Le Nigeria fixe son cap à 2,5 millions de barils par jour, alors que sa production pétrolière réelle reste loin du compte. Le ministre Lokpobiri appelle les investisseurs à s’engager. Les défis sont aussi techniques que politiques.
Le Nigeria veut produire 2,5 millions de barils de pétrole par jour. C’est l’objectif affiché par le ministre d’État aux Ressources pétrolières, le sénateur Heineken Lokpobiri, lors d’un séminaire de direction tenu à Abuja. Le ministre a demandé un cadre clair pour y parvenir, avec des investissements soutenus et une intensification des forages.
La production pétrolière actuelle du Nigeria se situe bien en deçà de cet objectif. En mars 2026, elle avait rebondi à 1,84 million de barils par jour après une chute à 1,31 million en février. En 2024, la moyenne annuelle n’avait atteint que 1,56 million de barils par jour. Ces chiffres illustrent une réalité : la production reste instable, soumise aux pannes techniques, aux actes de sabotage et aux fluctuations du marché.
Pourtant, le point de départ a changé. Quand l’administration Tinubu arrive au pouvoir en 2023, le Nigeria produisait à peine un million de barils par jour. La remontée vers 1,8 million représente un bond significatif. Le nombre de plateformes de forage actives est passé de moins de 10 à plus de 60 selon les autorités, même si d’autres sources officielles évoquent environ 50 plateformes opérationnelles à mi-2025.

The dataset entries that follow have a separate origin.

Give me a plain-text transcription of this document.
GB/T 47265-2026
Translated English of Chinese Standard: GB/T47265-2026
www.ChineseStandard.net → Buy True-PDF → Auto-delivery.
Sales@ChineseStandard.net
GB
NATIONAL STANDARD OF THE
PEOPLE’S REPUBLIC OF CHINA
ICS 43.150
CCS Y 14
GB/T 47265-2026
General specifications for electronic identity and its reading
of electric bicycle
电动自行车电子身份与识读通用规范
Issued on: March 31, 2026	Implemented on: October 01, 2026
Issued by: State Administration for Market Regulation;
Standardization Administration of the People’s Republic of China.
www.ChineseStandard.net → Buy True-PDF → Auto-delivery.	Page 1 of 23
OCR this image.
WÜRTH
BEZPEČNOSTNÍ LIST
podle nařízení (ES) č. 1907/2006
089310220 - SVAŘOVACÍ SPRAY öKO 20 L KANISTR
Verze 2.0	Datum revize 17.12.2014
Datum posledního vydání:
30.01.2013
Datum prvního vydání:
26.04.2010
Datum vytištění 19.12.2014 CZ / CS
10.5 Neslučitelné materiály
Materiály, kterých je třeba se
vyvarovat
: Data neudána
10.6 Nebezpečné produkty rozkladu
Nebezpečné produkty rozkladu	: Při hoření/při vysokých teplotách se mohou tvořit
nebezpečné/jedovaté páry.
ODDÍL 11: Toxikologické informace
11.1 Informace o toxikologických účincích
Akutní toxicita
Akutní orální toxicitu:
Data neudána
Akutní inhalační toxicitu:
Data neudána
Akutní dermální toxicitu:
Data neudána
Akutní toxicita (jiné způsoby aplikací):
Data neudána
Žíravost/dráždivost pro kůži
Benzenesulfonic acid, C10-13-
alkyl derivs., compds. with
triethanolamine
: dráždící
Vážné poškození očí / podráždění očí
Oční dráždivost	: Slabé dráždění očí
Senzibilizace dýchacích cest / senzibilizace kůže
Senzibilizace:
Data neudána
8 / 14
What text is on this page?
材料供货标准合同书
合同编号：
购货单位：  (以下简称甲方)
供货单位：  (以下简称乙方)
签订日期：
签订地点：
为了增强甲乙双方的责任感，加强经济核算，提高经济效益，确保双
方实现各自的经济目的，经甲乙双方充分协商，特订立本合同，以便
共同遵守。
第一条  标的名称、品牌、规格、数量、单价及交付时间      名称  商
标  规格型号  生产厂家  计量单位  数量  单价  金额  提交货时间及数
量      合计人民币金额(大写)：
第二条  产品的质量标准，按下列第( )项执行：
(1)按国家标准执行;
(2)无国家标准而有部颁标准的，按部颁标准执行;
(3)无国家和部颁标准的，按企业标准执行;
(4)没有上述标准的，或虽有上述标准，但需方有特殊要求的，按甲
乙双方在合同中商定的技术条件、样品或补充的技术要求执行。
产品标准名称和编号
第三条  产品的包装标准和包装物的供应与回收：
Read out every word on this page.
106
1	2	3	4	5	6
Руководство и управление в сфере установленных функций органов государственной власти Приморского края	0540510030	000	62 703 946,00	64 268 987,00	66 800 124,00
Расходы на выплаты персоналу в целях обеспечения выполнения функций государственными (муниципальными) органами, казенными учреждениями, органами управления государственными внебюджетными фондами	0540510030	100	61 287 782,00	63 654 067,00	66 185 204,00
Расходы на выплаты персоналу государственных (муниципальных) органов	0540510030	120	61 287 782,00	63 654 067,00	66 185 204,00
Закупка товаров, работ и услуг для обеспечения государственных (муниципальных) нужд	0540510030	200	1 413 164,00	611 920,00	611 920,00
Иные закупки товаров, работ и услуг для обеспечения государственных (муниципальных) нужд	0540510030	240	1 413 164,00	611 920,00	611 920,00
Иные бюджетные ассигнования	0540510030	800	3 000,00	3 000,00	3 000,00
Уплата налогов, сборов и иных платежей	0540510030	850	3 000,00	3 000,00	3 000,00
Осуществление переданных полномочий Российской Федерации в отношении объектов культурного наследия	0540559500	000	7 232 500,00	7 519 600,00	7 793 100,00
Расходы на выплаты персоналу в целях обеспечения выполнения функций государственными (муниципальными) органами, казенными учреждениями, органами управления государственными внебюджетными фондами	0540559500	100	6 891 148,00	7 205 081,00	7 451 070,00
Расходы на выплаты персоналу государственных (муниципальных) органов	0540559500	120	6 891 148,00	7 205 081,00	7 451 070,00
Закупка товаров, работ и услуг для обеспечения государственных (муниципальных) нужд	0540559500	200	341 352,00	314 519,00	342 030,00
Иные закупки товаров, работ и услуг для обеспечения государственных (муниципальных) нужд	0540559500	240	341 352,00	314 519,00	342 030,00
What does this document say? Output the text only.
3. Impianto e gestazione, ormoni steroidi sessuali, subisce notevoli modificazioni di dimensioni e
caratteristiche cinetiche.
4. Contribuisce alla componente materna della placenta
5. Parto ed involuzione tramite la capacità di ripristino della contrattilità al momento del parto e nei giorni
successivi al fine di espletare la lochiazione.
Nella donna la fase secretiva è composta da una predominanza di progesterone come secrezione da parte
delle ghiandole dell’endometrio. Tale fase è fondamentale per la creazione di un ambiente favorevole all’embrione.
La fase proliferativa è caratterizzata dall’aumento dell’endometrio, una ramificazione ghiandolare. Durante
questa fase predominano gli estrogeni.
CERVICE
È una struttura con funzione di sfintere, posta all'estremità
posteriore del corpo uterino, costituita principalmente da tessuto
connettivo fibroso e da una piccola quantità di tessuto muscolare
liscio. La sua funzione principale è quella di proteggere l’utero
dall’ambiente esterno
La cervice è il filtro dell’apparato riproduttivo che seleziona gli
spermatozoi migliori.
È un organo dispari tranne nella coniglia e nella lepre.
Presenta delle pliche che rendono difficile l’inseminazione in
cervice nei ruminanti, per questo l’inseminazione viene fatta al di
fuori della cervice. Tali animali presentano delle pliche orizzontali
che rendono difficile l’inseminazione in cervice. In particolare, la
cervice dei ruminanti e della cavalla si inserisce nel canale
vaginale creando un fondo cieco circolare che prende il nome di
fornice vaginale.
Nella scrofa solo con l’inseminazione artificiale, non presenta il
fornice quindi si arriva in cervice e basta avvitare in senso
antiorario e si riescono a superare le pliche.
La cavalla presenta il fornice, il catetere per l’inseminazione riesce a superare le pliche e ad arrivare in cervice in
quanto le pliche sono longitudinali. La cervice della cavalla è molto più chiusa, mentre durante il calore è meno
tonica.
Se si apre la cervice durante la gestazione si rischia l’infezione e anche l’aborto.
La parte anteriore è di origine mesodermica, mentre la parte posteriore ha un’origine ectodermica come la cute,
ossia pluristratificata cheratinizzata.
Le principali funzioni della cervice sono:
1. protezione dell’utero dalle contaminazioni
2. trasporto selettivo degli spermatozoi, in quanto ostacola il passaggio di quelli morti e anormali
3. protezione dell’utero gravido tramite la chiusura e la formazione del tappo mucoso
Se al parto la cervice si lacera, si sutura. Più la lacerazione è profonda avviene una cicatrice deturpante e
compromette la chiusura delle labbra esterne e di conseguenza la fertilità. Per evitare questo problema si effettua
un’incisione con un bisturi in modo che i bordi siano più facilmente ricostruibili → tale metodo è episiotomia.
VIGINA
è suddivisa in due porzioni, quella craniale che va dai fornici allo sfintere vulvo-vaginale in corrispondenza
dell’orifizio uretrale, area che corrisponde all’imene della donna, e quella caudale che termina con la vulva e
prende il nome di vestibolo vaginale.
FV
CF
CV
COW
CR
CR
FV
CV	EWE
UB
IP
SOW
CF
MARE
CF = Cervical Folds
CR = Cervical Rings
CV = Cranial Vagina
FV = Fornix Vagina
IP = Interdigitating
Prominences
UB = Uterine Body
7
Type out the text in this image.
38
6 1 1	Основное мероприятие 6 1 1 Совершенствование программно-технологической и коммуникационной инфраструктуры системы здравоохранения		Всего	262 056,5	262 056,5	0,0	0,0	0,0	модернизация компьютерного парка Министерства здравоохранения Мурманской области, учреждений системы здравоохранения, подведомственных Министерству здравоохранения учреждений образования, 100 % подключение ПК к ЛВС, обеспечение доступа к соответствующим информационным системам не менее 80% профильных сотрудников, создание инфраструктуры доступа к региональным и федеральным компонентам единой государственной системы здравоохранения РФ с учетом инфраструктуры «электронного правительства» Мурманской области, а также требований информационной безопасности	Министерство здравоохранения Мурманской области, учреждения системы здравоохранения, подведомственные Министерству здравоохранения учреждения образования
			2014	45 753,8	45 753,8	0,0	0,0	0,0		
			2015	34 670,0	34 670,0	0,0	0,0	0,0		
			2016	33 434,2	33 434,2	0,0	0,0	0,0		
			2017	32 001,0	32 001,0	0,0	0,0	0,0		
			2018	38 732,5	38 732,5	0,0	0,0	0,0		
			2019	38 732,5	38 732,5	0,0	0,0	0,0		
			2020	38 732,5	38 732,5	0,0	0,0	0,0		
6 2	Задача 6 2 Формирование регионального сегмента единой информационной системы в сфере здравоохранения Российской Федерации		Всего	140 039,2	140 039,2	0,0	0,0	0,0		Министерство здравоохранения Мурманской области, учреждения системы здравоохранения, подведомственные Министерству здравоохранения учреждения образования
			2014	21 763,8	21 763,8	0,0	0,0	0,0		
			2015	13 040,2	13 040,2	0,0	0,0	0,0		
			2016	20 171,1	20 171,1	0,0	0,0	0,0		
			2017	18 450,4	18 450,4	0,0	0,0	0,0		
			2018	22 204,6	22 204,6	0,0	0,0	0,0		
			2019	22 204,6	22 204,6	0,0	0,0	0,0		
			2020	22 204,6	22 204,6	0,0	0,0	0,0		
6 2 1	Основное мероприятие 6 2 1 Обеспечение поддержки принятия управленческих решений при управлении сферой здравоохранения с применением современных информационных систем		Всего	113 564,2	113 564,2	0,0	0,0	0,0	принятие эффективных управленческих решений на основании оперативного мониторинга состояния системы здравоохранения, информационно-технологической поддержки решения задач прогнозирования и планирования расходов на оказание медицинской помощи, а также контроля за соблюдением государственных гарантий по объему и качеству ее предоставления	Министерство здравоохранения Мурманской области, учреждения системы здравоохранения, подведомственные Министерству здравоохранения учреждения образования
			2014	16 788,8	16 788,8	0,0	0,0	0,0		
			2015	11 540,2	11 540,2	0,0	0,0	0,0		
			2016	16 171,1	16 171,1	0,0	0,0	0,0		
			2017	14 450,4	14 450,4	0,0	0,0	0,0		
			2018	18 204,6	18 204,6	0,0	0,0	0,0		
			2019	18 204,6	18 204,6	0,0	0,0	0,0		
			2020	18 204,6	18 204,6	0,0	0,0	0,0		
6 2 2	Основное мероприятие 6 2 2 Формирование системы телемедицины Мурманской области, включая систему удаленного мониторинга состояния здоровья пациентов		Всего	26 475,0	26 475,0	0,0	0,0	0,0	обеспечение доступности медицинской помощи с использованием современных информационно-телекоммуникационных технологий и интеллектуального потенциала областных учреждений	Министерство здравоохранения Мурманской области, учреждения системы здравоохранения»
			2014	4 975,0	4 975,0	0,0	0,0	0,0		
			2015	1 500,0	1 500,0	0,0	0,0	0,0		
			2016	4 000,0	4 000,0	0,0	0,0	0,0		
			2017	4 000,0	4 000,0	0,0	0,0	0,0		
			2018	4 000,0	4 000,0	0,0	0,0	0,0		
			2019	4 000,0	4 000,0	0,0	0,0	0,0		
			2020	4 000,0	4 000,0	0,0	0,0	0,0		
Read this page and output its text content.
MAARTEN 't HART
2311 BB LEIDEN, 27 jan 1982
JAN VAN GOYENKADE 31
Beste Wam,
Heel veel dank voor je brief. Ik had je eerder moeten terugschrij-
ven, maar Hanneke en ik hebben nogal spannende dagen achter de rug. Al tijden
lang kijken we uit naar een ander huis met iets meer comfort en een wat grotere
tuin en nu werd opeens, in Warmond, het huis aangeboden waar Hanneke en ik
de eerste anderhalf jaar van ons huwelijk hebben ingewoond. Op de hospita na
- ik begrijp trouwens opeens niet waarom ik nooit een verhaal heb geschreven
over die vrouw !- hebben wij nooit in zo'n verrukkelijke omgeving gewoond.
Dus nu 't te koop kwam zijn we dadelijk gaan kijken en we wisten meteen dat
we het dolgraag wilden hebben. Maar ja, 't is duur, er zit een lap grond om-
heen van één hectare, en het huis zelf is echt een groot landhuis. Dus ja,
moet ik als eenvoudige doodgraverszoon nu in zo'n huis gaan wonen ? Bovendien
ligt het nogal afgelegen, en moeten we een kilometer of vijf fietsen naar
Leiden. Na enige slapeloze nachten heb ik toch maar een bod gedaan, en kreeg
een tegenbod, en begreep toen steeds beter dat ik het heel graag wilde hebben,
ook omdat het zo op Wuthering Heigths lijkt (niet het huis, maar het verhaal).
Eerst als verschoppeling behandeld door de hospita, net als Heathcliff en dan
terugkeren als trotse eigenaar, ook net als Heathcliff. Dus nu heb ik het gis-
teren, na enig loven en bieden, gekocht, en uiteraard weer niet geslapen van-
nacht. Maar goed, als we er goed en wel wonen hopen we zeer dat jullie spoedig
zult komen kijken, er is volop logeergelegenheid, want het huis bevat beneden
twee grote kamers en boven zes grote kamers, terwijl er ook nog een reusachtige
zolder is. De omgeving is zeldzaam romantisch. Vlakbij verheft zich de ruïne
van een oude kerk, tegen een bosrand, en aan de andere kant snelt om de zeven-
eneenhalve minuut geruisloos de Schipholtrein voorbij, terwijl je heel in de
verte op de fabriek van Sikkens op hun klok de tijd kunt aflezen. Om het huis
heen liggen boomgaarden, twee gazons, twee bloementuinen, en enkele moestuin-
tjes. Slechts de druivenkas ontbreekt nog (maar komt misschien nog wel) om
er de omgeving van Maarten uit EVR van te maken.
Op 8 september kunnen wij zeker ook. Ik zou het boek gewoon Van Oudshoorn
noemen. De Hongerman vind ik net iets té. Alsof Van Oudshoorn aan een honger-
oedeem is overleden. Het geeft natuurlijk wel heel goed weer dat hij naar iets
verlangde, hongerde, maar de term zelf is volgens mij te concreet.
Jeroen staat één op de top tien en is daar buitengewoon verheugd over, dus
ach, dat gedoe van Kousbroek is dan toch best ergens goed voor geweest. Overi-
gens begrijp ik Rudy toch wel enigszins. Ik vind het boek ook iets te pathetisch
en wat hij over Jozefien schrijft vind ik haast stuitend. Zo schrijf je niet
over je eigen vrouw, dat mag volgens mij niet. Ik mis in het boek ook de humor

Le pays dispose de 37,5 milliards de barils de réserves prouvées : la onzième plus grande au monde. Les autorités estiment que 75 % du potentiel en hydrocarbures reste inexploré. Les réserves de gaz naturel figurent parmi les plus importantes d’Afrique. Le problème n’est pas la ressource. Il est dans la capacité à l’extraire de manière stable et rentable.
La production pétrolière du Nigeria face aux défis de l’investissement et de la sécurité
Le « Project One Million Barrels », lancé en octobre 2024, vise à ajouter un million de barils par jour à la production nationale en douze à vingt-quatre mois. Mi-2025, il avait permis d’injecter environ 300 000 barils supplémentaires. Loin de l’objectif initial, mais une contribution réelle à la remontée de la courbe de production.
Les cessions d’actifs par les compagnies pétrolières internationales ont déclenché plus de 5,5 milliards de dollars de décisions finales d’investissement. Ces transferts ont ajouté environ 200 000 barils par jour à la production. Lokpobiri y voit un signal positif : des investisseurs asiatiques, européens et nord-américains marquent leur intérêt pour le secteur nigérian.
Le siphonage du pétrole avait longtemps saigné les opérateurs : entre 300 000 et 500 000 barils perdus chaque jour selon les estimations des autorités. Les réformes de sécurité menées ces trois dernières années ont réduit ces pertes. Mais la stabilité reste fragile. Et la production de février 2026, tombée à 1,31 million de barils, rappelle que les progrès peuvent être effacés rapidement.
2,5 millions de barils : une production aux implications budgétaires majeures
Pour le budget nigérian, chaque baril compte. Le pétrole représente encore près de 50 % des recettes d’exportation du pays. En 2025, les exportations de brut ont rapporté environ 31,54 milliards de dollars.
Une production durablement autour de 2,5 millions de barils par jour doublerait presque ces recettes, de quoi financer les investissements en infrastructures, santé et éducation qu’un pays de 230 millions d’habitants attend.
Mais pour les ménages nigérians, les effets sont moins directs. La suppression des subventions aux carburants en 2023 a fait flamber les prix à la pompe. La raffinerie Dangote, qui monte en charge, pourrait améliorer l’accès aux produits pétroliers raffinés sur le marché local. Si la production augmente et que les recettes fiscales se redressent, le gouvernement aurait plus de marges pour absorber les chocs sociaux.
L’objectif de 2,5 millions de barils reste ambitieux. En novembre 2005, le Nigeria avait atteint un pic de 2,47 millions de barils par jour, son record historique. Le retrouver, après deux décennies de déclin, exige non seulement des investissements massifs, mais aussi une stabilité politique et sécuritaire que le pays doit encore consolider.